Et tout à l’avenant nous marchions dans des chapitres déglingués, nous arpentions des paysages avec une langue en lambeaux.
Tout notre savoir antérieur collait à nos chaussures en terre grasse et lourde, formant un socle de boue durcie pour la statue que nous devenions.
Et lorsque nous fûmes complètement immobiles, quelque chose recommença à bouger, comme en dehors de nous, nous expulsant du figement ancien.
Et il nous a fallu du temps pour nous apercevoir du lien entre ce quelque chose qui recommençait et le frémissement dans la langue.
C’est ainsi que se construisit à nouveau le lien d’avenir.
Route captive. Est-ce là habiter ?
Jusqu’à s’échapper ?
Déliaison
Délivrance ou déliance ou déliement Route captive tu te délivres en moi comme je me délie en toi Nous échangeons nos peines dans la halte provisoire
Tu n’es pas la métaphore de moi, tu es moi
Tu proposes un autre voyage immobile à tous ceux qui te longent sans te voir
Tu es une issue une porte mal murée
On peut y entrer avec ses mots
Et les pousser très loin dans l’emmuré
Dans la compression entassée
Leur faire faire un travail identique à celui des cailloux
Strates
Route captive
Strates de terre, de pierres, de goudron
Une tartine d’épaisseur. Soudain cassée. Ruban de bande magnétique rompu au ban des routes
Mis de côté. On n’y touche plus. On le laisse au temps.
Le temps y travaille son délit de délitement. Puis il y a la crevasse, la faille et l’écart
On saute d’une rive à l’autre, d’une lèvre à l’autre
On ne saute plus.
Personne n’y va plus. L’herbe suspend sa poussée.
Comme une tombe à ciel ouvert.Le reste tout le monde y pense, a son mot à dire.
Moi, je ne veux parler que de là, de ce peu, de ce rien.
Là où je dois aller m’est barré. Et je dois me battre avec ça.

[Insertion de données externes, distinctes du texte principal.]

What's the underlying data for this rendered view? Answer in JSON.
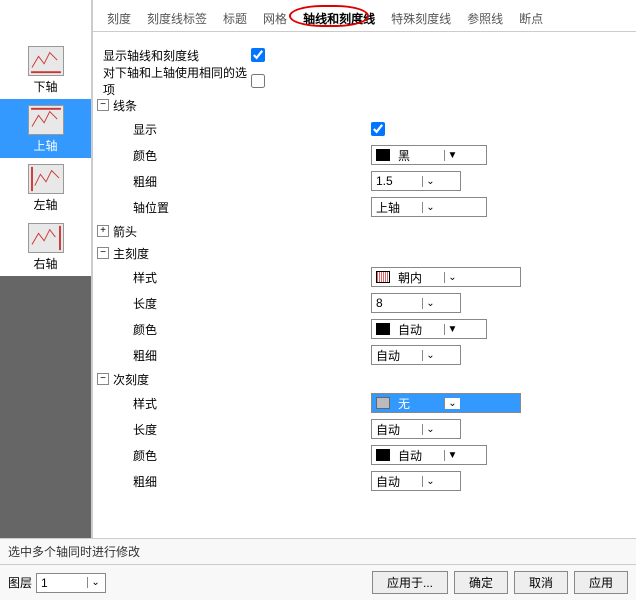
{
  "sidebar": {
    "items": [
      {
        "label": "下轴"
      },
      {
        "label": "上轴"
      },
      {
        "label": "左轴"
      },
      {
        "label": "右轴"
      }
    ]
  },
  "tabs": [
    {
      "label": "刻度"
    },
    {
      "label": "刻度线标签"
    },
    {
      "label": "标题"
    },
    {
      "label": "网格"
    },
    {
      "label": "轴线和刻度线"
    },
    {
      "label": "特殊刻度线"
    },
    {
      "label": "参照线"
    },
    {
      "label": "断点"
    }
  ],
  "panel": {
    "show_axes_label": "显示轴线和刻度线",
    "same_opts_label": "对下轴和上轴使用相同的选项",
    "section_line": "线条",
    "line_show": "显示",
    "line_color_label": "颜色",
    "line_color_value": "黑",
    "line_weight_label": "粗细",
    "line_weight_value": "1.5",
    "axis_pos_label": "轴位置",
    "axis_pos_value": "上轴",
    "arrow_label": "箭头",
    "section_major": "主刻度",
    "major_style_label": "样式",
    "major_style_value": "朝内",
    "major_len_label": "长度",
    "major_len_value": "8",
    "major_color_label": "颜色",
    "major_color_value": "自动",
    "major_weight_label": "粗细",
    "major_weight_value": "自动",
    "section_minor": "次刻度",
    "minor_style_label": "样式",
    "minor_style_value": "无",
    "minor_len_label": "长度",
    "minor_len_value": "自动",
    "minor_color_label": "颜色",
    "minor_color_value": "自动",
    "minor_weight_label": "粗细",
    "minor_weight_value": "自动"
  },
  "footer": {
    "hint": "选中多个轴同时进行修改",
    "layer_label": "图层",
    "layer_value": "1",
    "apply_to": "应用于...",
    "ok": "确定",
    "cancel": "取消",
    "apply": "应用"
  }
}
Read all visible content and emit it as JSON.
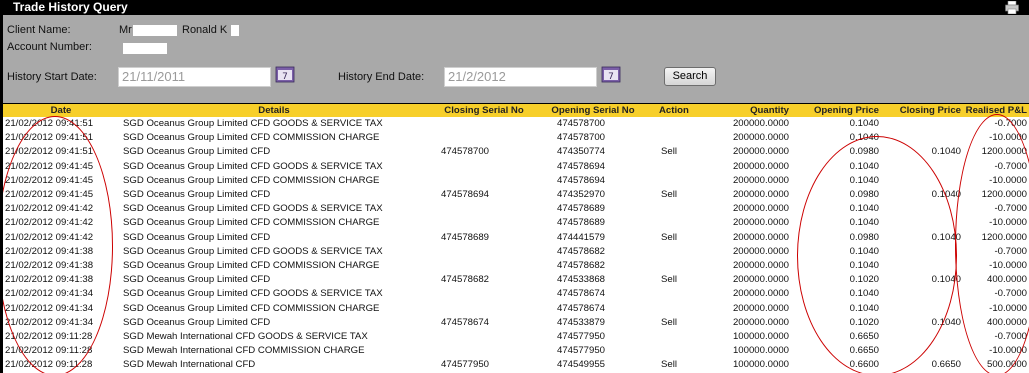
{
  "window": {
    "title": "Trade History Query",
    "print_icon": "printer-icon"
  },
  "client": {
    "name_label": "Client Name:",
    "name_prefix": "Mr",
    "name_visible": "Ronald K",
    "account_label": "Account Number:"
  },
  "history": {
    "start_label": "History Start Date:",
    "start_value": "21/11/2011",
    "end_label": "History End Date:",
    "end_value": "21/2/2012",
    "calendar_icon": "calendar-icon",
    "search_label": "Search"
  },
  "table": {
    "headers": [
      "Date",
      "Details",
      "Closing Serial No",
      "Opening Serial No",
      "Action",
      "Quantity",
      "Opening Price",
      "Closing Price",
      "Realised P&L"
    ],
    "rows": [
      [
        "21/02/2012 09:41:51",
        "SGD Oceanus Group Limited CFD GOODS & SERVICE TAX",
        "",
        "474578700",
        "",
        "200000.0000",
        "0.1040",
        "",
        "-0.7000"
      ],
      [
        "21/02/2012 09:41:51",
        "SGD Oceanus Group Limited CFD COMMISSION CHARGE",
        "",
        "474578700",
        "",
        "200000.0000",
        "0.1040",
        "",
        "-10.0000"
      ],
      [
        "21/02/2012 09:41:51",
        "SGD Oceanus Group Limited CFD",
        "474578700",
        "474350774",
        "Sell",
        "200000.0000",
        "0.0980",
        "0.1040",
        "1200.0000"
      ],
      [
        "21/02/2012 09:41:45",
        "SGD Oceanus Group Limited CFD GOODS & SERVICE TAX",
        "",
        "474578694",
        "",
        "200000.0000",
        "0.1040",
        "",
        "-0.7000"
      ],
      [
        "21/02/2012 09:41:45",
        "SGD Oceanus Group Limited CFD COMMISSION CHARGE",
        "",
        "474578694",
        "",
        "200000.0000",
        "0.1040",
        "",
        "-10.0000"
      ],
      [
        "21/02/2012 09:41:45",
        "SGD Oceanus Group Limited CFD",
        "474578694",
        "474352970",
        "Sell",
        "200000.0000",
        "0.0980",
        "0.1040",
        "1200.0000"
      ],
      [
        "21/02/2012 09:41:42",
        "SGD Oceanus Group Limited CFD GOODS & SERVICE TAX",
        "",
        "474578689",
        "",
        "200000.0000",
        "0.1040",
        "",
        "-0.7000"
      ],
      [
        "21/02/2012 09:41:42",
        "SGD Oceanus Group Limited CFD COMMISSION CHARGE",
        "",
        "474578689",
        "",
        "200000.0000",
        "0.1040",
        "",
        "-10.0000"
      ],
      [
        "21/02/2012 09:41:42",
        "SGD Oceanus Group Limited CFD",
        "474578689",
        "474441579",
        "Sell",
        "200000.0000",
        "0.0980",
        "0.1040",
        "1200.0000"
      ],
      [
        "21/02/2012 09:41:38",
        "SGD Oceanus Group Limited CFD GOODS & SERVICE TAX",
        "",
        "474578682",
        "",
        "200000.0000",
        "0.1040",
        "",
        "-0.7000"
      ],
      [
        "21/02/2012 09:41:38",
        "SGD Oceanus Group Limited CFD COMMISSION CHARGE",
        "",
        "474578682",
        "",
        "200000.0000",
        "0.1040",
        "",
        "-10.0000"
      ],
      [
        "21/02/2012 09:41:38",
        "SGD Oceanus Group Limited CFD",
        "474578682",
        "474533868",
        "Sell",
        "200000.0000",
        "0.1020",
        "0.1040",
        "400.0000"
      ],
      [
        "21/02/2012 09:41:34",
        "SGD Oceanus Group Limited CFD GOODS & SERVICE TAX",
        "",
        "474578674",
        "",
        "200000.0000",
        "0.1040",
        "",
        "-0.7000"
      ],
      [
        "21/02/2012 09:41:34",
        "SGD Oceanus Group Limited CFD COMMISSION CHARGE",
        "",
        "474578674",
        "",
        "200000.0000",
        "0.1040",
        "",
        "-10.0000"
      ],
      [
        "21/02/2012 09:41:34",
        "SGD Oceanus Group Limited CFD",
        "474578674",
        "474533879",
        "Sell",
        "200000.0000",
        "0.1020",
        "0.1040",
        "400.0000"
      ],
      [
        "21/02/2012 09:11:28",
        "SGD Mewah International CFD GOODS & SERVICE TAX",
        "",
        "474577950",
        "",
        "100000.0000",
        "0.6650",
        "",
        "-0.7000"
      ],
      [
        "21/02/2012 09:11:28",
        "SGD Mewah International CFD COMMISSION CHARGE",
        "",
        "474577950",
        "",
        "100000.0000",
        "0.6650",
        "",
        "-10.0000"
      ],
      [
        "21/02/2012 09:11:28",
        "SGD Mewah International CFD",
        "474577950",
        "474549955",
        "Sell",
        "100000.0000",
        "0.6600",
        "0.6650",
        "500.0000"
      ]
    ]
  },
  "colors": {
    "header_bg": "#f7cf2a",
    "panel_bg": "#a9a9a9",
    "annotation": "#c00000"
  }
}
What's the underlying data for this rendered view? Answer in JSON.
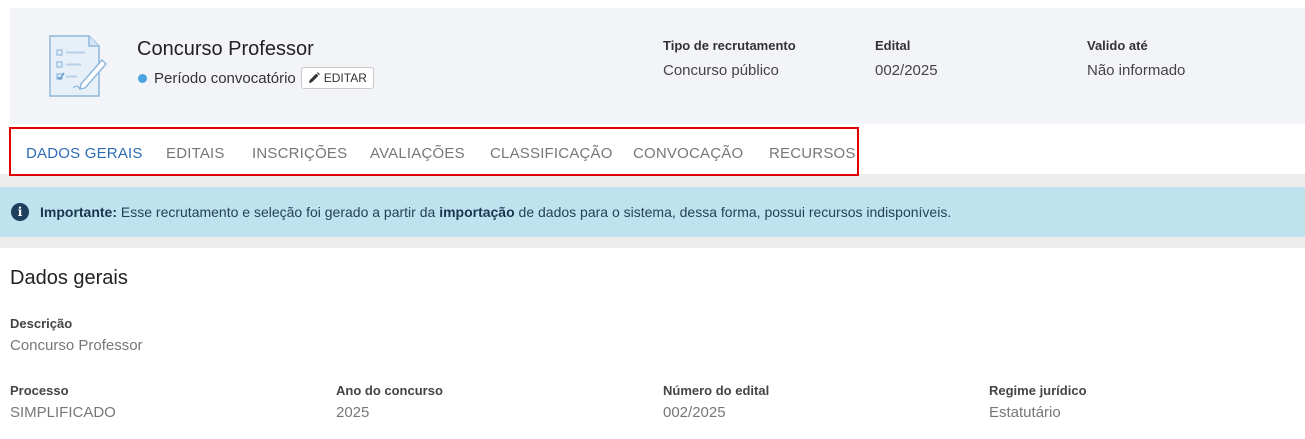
{
  "header": {
    "title": "Concurso Professor",
    "status": "Período convocatório",
    "edit_label": "EDITAR",
    "meta": [
      {
        "label": "Tipo de recrutamento",
        "value": "Concurso público"
      },
      {
        "label": "Edital",
        "value": "002/2025"
      },
      {
        "label": "Valido até",
        "value": "Não informado"
      }
    ]
  },
  "tabs": [
    {
      "label": "DADOS GERAIS",
      "active": true
    },
    {
      "label": "EDITAIS",
      "active": false
    },
    {
      "label": "INSCRIÇÕES",
      "active": false
    },
    {
      "label": "AVALIAÇÕES",
      "active": false
    },
    {
      "label": "CLASSIFICAÇÃO",
      "active": false
    },
    {
      "label": "CONVOCAÇÃO",
      "active": false
    },
    {
      "label": "RECURSOS",
      "active": false
    }
  ],
  "alert": {
    "icon": "info-icon",
    "strong_prefix": "Importante:",
    "text_before": " Esse recrutamento e seleção foi gerado a partir da ",
    "strong_word": "importação",
    "text_after": " de dados para o sistema, dessa forma, possui recursos indisponíveis."
  },
  "section": {
    "title": "Dados gerais",
    "descricao": {
      "label": "Descrição",
      "value": "Concurso Professor"
    },
    "fields": [
      {
        "label": "Processo",
        "value": "SIMPLIFICADO"
      },
      {
        "label": "Ano do concurso",
        "value": "2025"
      },
      {
        "label": "Número do edital",
        "value": "002/2025"
      },
      {
        "label": "Regime jurídico",
        "value": "Estatutário"
      }
    ]
  },
  "colors": {
    "active_tab": "#2d6db3",
    "status_dot": "#4aa3df",
    "alert_bg": "#bfe3ee",
    "highlight_border": "#e30000"
  }
}
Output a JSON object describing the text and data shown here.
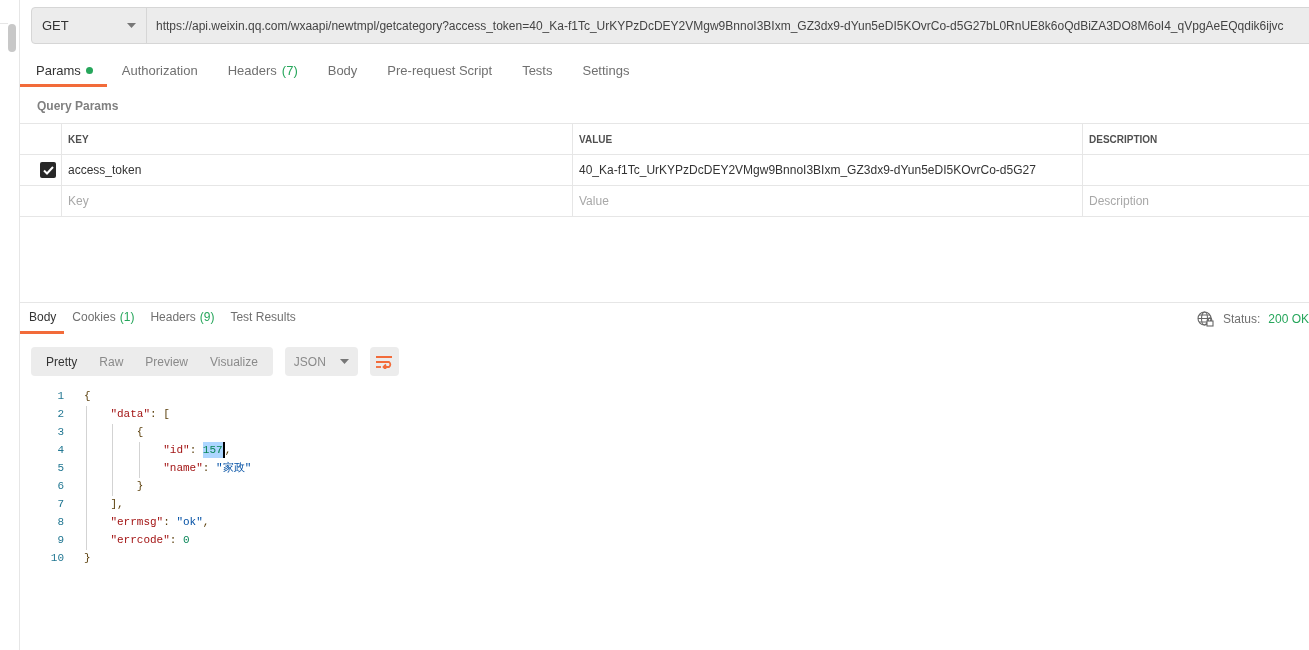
{
  "request": {
    "method": "GET",
    "url": "https://api.weixin.qq.com/wxaapi/newtmpl/getcategory?access_token=40_Ka-f1Tc_UrKYPzDcDEY2VMgw9BnnoI3BIxm_GZ3dx9-dYun5eDI5KOvrCo-d5G27bL0RnUE8k6oQdBiZA3DO8M6oI4_qVpgAeEQqdik6ijvc"
  },
  "request_tabs": [
    {
      "label": "Params",
      "dot": true,
      "selected": true
    },
    {
      "label": "Authorization",
      "dot": false,
      "selected": false
    },
    {
      "label": "Headers",
      "count": "(7)",
      "dot": false,
      "selected": false
    },
    {
      "label": "Body",
      "dot": false,
      "selected": false
    },
    {
      "label": "Pre-request Script",
      "dot": false,
      "selected": false
    },
    {
      "label": "Tests",
      "dot": false,
      "selected": false
    },
    {
      "label": "Settings",
      "dot": false,
      "selected": false
    }
  ],
  "query_params": {
    "title": "Query Params",
    "columns": [
      "KEY",
      "VALUE",
      "DESCRIPTION"
    ],
    "rows": [
      {
        "checked": true,
        "key": "access_token",
        "value": "40_Ka-f1Tc_UrKYPzDcDEY2VMgw9BnnoI3BIxm_GZ3dx9-dYun5eDI5KOvrCo-d5G27",
        "description": ""
      }
    ],
    "new_row": {
      "key": {
        "placeholder": "Key"
      },
      "value": {
        "placeholder": "Value"
      },
      "description": {
        "placeholder": "Description"
      }
    }
  },
  "response_tabs": [
    {
      "label": "Body",
      "selected": true
    },
    {
      "label": "Cookies",
      "count": "(1)",
      "selected": false
    },
    {
      "label": "Headers",
      "count": "(9)",
      "selected": false
    },
    {
      "label": "Test Results",
      "selected": false
    }
  ],
  "status": {
    "label": "Status:",
    "value": "200 OK"
  },
  "view_modes": [
    {
      "label": "Pretty",
      "selected": true
    },
    {
      "label": "Raw",
      "selected": false
    },
    {
      "label": "Preview",
      "selected": false
    },
    {
      "label": "Visualize",
      "selected": false
    }
  ],
  "format": "JSON",
  "code": [
    {
      "number": "1",
      "tokens": [
        {
          "kind": "punct",
          "text": "{",
          "selected": false
        }
      ]
    },
    {
      "number": "2",
      "tokens": [
        {
          "kind": "key",
          "text": "    \"data\"",
          "selected": false
        },
        {
          "kind": "punct",
          "text": ": [",
          "selected": false
        }
      ]
    },
    {
      "number": "3",
      "tokens": [
        {
          "kind": "punct",
          "text": "        {",
          "selected": false
        }
      ]
    },
    {
      "number": "4",
      "tokens": [
        {
          "kind": "key",
          "text": "            \"id\"",
          "selected": false
        },
        {
          "kind": "punct",
          "text": ": ",
          "selected": false
        },
        {
          "kind": "number",
          "text": "157",
          "selected": true
        },
        {
          "kind": "punct",
          "text": ",",
          "selected": false
        }
      ]
    },
    {
      "number": "5",
      "tokens": [
        {
          "kind": "key",
          "text": "            \"name\"",
          "selected": false
        },
        {
          "kind": "punct",
          "text": ": ",
          "selected": false
        },
        {
          "kind": "string",
          "text": "\"家政\"",
          "selected": false
        }
      ]
    },
    {
      "number": "6",
      "tokens": [
        {
          "kind": "punct",
          "text": "        }",
          "selected": false
        }
      ]
    },
    {
      "number": "7",
      "tokens": [
        {
          "kind": "punct",
          "text": "    ],",
          "selected": false
        }
      ]
    },
    {
      "number": "8",
      "tokens": [
        {
          "kind": "key",
          "text": "    \"errmsg\"",
          "selected": false
        },
        {
          "kind": "punct",
          "text": ": ",
          "selected": false
        },
        {
          "kind": "string",
          "text": "\"ok\"",
          "selected": false
        },
        {
          "kind": "punct",
          "text": ",",
          "selected": false
        }
      ]
    },
    {
      "number": "9",
      "tokens": [
        {
          "kind": "key",
          "text": "    \"errcode\"",
          "selected": false
        },
        {
          "kind": "punct",
          "text": ": ",
          "selected": false
        },
        {
          "kind": "number",
          "text": "0",
          "selected": false
        }
      ]
    },
    {
      "number": "10",
      "tokens": [
        {
          "kind": "punct",
          "text": "}",
          "selected": false
        }
      ]
    }
  ]
}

Route captive Tronçons de sens coupés, d’histoires enfouies
D’un coup ce la se rompt, ne rejoint plus
Ne jointe plus avec la route neuve Route captive, tu te délivres en moi comme je me délie en toi
Nous échangeons nos peines dans la halte provisoire
Tu n’es pas la métaphore de moi, tu es moyeu, proposes un autre voyage immobile
À tous ceux qui te longent sans te voir.
Tu es une issue, une porte mal murée
On peut y entrer avec ses mots
Et les pousser très loin dans l’emmuré Dans la compression entassée
Leur faire faire un travail identique à celui des cailloux.
Route captive, toi, moi
Sur le bord de la route un pneu de camion éclaté
En lambeaux
La roue du temps déchiqueté
L’accident Je ne peux pas rester infiniment à contempler ce corps rompu
À fouiller l’entassement pour en extirper du sens aléatoire
Qui éclairerait mon chemin Donc je dois me remettre en route
Me replonger dans la couture de lieu en lieu
Dans l’ourlet de la route
Jusqu’à la prochaine captive. Mais je me refuse à plonger dans la métaphore couturière
Tout est déjà prêt pour le filage d’autre chose.
Nous n’irons pas là.
Je dois m’arracher d’ici
Aller ailleurs
Route captive.....en moi
ces débris d’itinérance
J’ai perdu tous mes mots d’amour
Dans le lisier du temps
L’un après l’autre, ceux qui occupaient le lieu d’amour
Se sont rétractés puis ont séché et sont tombés du corps
Simplement je restais toujours immobile
Comme si je ne m’apercevais de rien
Et effectivement je ne m’apercevais de rien.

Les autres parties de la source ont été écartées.